KPMG partner and head of life insurance Pauline Blight-Johnston said the disruption to life insurance distribution models has noticeably affected revenue growth across the industry.
“The last two years have been a period of considerable challenge for the Australian life insurance industry. Customers and the public are increasingly asking questions about the value the industry provides,” Ms Blight-Johnston said.
“At the same time, the profitability challenges driven by higher than expected claims payments across the industry are perhaps the greatest we have seen in a generation. There is clearly a large disconnect between the perceived and actual value being delivered by these products.
“Subdued growth rates reflect the impact of lower initial commissions due to the Life Insurance Framework that came into full effect in 2018, as well as a retreat from direct distribution models following the exposure of problems with these models during the banking royal commission.”
KPMG partner and head of insurance David Kells said life insurers are operating in a difficult environment.
“The extensive regulatory changes for life companies are impacting the expense line and investment budgets and, understandably, require a lot of management and board focus. The macro overlay of an uncertain economic environment – with implications on both sides of the balance sheet – adds to the difficulties,” Mr Kells said.

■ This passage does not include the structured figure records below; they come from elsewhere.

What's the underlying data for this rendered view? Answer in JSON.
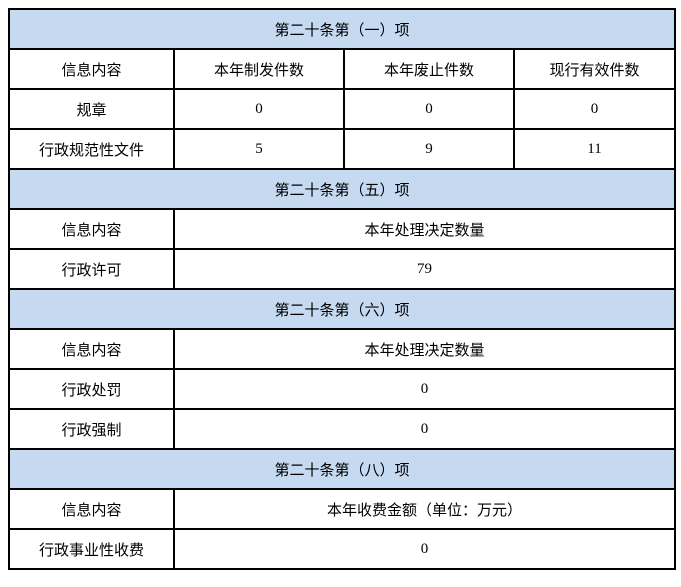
{
  "colors": {
    "section_header_bg": "#C5D9F1",
    "grid_border": "#000000",
    "text": "#000000",
    "page_bg": "#FFFFFF"
  },
  "table": {
    "sections": [
      {
        "title": "第二十条第（一）项",
        "header_row": [
          "信息内容",
          "本年制发件数",
          "本年废止件数",
          "现行有效件数"
        ],
        "rows": [
          [
            "规章",
            "0",
            "0",
            "0"
          ],
          [
            "行政规范性文件",
            "5",
            "9",
            "11"
          ]
        ]
      },
      {
        "title": "第二十条第（五）项",
        "header_row": [
          "信息内容",
          "本年处理决定数量"
        ],
        "rows": [
          [
            "行政许可",
            "79"
          ]
        ]
      },
      {
        "title": "第二十条第（六）项",
        "header_row": [
          "信息内容",
          "本年处理决定数量"
        ],
        "rows": [
          [
            "行政处罚",
            "0"
          ],
          [
            "行政强制",
            "0"
          ]
        ]
      },
      {
        "title": "第二十条第（八）项",
        "header_row": [
          "信息内容",
          "本年收费金额（单位：万元）"
        ],
        "rows": [
          [
            "行政事业性收费",
            "0"
          ]
        ]
      }
    ]
  }
}
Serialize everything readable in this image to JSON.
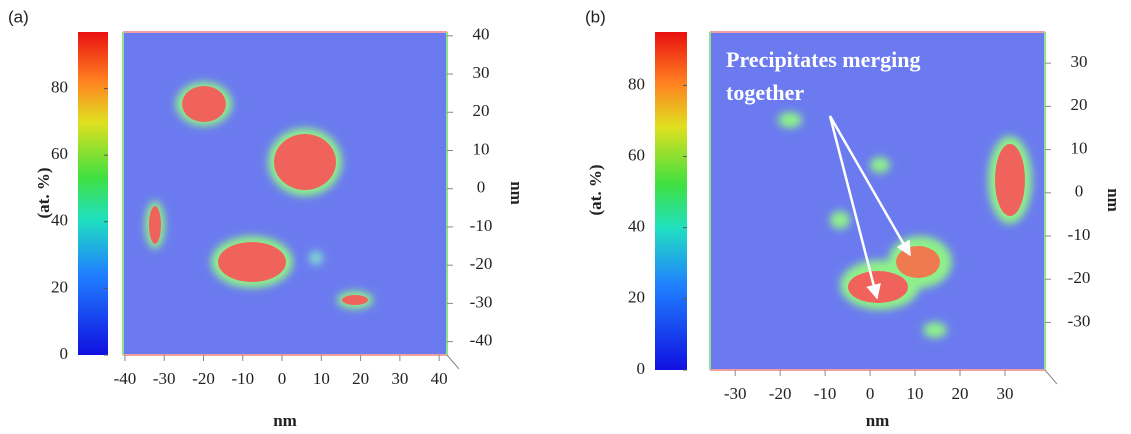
{
  "chart_data": [
    {
      "type": "heatmap",
      "panel_label": "(a)",
      "colorbar_label": "(at. %)",
      "clim": [
        0,
        97
      ],
      "colorbar_ticks": [
        0,
        20,
        40,
        60,
        80
      ],
      "x_label": "nm",
      "xlim": [
        -40.5,
        42
      ],
      "xticks": [
        -40,
        -30,
        -20,
        -10,
        0,
        10,
        20,
        30,
        40
      ],
      "y_label": "nm",
      "ylim": [
        -43.5,
        41
      ],
      "yticks": [
        40,
        30,
        20,
        10,
        0,
        -10,
        -20,
        -30,
        -40
      ]
    },
    {
      "type": "heatmap",
      "panel_label": "(b)",
      "colorbar_label": "(at. %)",
      "clim": [
        0,
        95
      ],
      "colorbar_ticks": [
        0,
        20,
        40,
        60,
        80
      ],
      "x_label": "nm",
      "xlim": [
        -35.6,
        38.9
      ],
      "xticks": [
        -30,
        -20,
        -10,
        0,
        10,
        20,
        30
      ],
      "y_label": "nm",
      "ylim": [
        -41,
        37.2
      ],
      "yticks": [
        30,
        20,
        10,
        0,
        -10,
        -20,
        -30
      ],
      "annotation": [
        "Precipitates merging",
        "together"
      ]
    }
  ]
}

“The key really is about prioritising and managing these complex challenges – insurers need to ensure a tactical response to regulation does not result in more remediation issues. But we must not forget that the underlying premise of life insurance still very much alive and well, and the product definitely has value to customers – Australia still has a significant underinsurance issue.
“There are significant opportunities for life insurers who can leverage new technology and ways of working to provide a better experience and simpler products to their customers.”
Two specific challenges for the life insurance industry
KPMG said the first challenge is the upcoming extension of unfair contracts legislation to insurers.
It said the laws were designed to protect consumers and small businesses from unfairly one-sided standard form contracts but, until now, they have not applied to the insurance industry.
“Life insurance companies will need to review their contracts in light of this legislation and determine if any terms may be deemed to be unfair in certain circumstances or at some time in the future – a difficult judgement to make, given that fairness is a relative concept and perceptions can change over time,” KPMG said.
“More significantly, insurers may not be able to rely on terms, definitions and conditions in existing insurance policies which they are unable to change and upon which they have relied in determining product prices.”
KPMG said the other challenge has been the increasing prevalence of mental health issues in our community, with $750 million of all claims paid in the 2018 calendar year relating to mental health.
The report found it was the number one cause for TPD claims, and it was the number two cause for disability income.
Further, it noted an increasing potential for a range of social factors and individual psychological stresses to be diagnosed and treated as mental illness – often with detrimental impacts to recovery and a return to optimal wellbeing.
“The insurance industry and health practitioners need to coordinate mental health care for an individual that tailors recovery plans, empowers people to recognise coping skills for positive mental health and improves their chance of returning to full health and a fulfilling life,” KPMG said.